ロシアにとって資源輸出の大型市場として日本は重要だし、経済交渉でロシアに高圧姿勢を強める中国に対しても、「日本力ード」を使える

 安定した良好な日露関係を築くことは日本にとっても大事だ。
明確な主権侵害である北方領土問題について、結果はどうなるにせよ、4島の帰属をめぐり真剣な交渉をすべき
だ。
 その際、
交渉の対象を4島と定め、日露両首脳が署名した1993年の「東京宣言」を前提にすることが重要だ。これは「4島一括返還」の原理論ではないし、それゆえプーチン氏も同宣言の有効性に同意したはずだ。4島の領土問題を認めた上で、両国が本気で交渉に取り組むことから、仕切り直しをすべきだ。
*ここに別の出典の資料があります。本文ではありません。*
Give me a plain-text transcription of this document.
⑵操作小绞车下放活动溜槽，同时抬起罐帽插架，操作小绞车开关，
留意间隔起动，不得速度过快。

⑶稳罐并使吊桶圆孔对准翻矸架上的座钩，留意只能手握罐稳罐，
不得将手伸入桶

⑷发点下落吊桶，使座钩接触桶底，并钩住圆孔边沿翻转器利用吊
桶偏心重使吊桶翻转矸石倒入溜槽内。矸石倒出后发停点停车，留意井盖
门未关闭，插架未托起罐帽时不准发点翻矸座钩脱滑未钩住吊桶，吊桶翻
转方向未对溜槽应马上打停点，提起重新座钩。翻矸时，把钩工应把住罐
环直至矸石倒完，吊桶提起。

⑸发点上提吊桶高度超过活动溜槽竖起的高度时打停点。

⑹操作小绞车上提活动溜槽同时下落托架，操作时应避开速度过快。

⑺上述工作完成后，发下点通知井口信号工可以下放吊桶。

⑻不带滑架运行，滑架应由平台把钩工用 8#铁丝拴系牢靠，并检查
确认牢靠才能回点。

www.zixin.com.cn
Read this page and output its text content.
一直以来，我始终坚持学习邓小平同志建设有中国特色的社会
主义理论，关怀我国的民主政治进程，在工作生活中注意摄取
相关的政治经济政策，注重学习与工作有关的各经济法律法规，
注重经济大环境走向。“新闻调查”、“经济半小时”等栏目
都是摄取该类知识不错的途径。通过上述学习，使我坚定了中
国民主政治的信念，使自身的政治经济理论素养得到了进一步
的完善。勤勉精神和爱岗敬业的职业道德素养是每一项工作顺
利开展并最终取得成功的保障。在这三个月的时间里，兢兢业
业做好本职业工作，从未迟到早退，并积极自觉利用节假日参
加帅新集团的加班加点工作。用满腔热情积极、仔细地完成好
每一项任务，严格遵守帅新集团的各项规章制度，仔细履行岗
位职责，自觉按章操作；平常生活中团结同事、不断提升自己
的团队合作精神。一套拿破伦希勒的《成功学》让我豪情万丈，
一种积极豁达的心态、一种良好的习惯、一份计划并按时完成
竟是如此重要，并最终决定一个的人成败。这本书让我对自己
 厳しくロシアと対立したオバマ政権と比較すると、親露的なトランプ次期大統領の出現で、対日姿勢を上から目線に転じたプーチン大統領。こっちもちゃぶ台返しで、経済支援話を凍結させたいところですが、それでは北方領土はこのまま永遠に帰ってこなくなる。
 エリツィン大統領時代の、川奈合意(1998年)では、返還直前までいった両国の交渉。プーチン大統領も、森さんとの、イルクーツク声明(2001年)、小泉さんとの、日露行動計画(2003年)では、袴田教授が指摘される、細川総理(当時)とエリツィン大統領(当時)との間で合意された、東京宣言(1993年)に基づく、四島返還交渉に合意していたのです。
 それを、日ソ共同宣言(1956年)まで話を戻し、しかもその、二島返還さえここにきて否定する豹変。それなら、日本側も、日ソで交わした戦争結果に基づく条約(サンフランシスコ条約にソ連は参加していないので、両国間の条約はここまで遡ることになる)のポーツマス条約(1905年)を基点にした交渉にしてもよいということになります。

 明日(15日)からの、山口、東京と続く会談ではどのような話し合いが行われるのか。ロシアの主権のもとの経済開発だけが具体化するのか、領土問題の継続交渉合意だけで、経済支援8項目の先行実施(=サハリン1, 2の様に露側が成果を横取り独り占め)が決まるのか、注目ですね。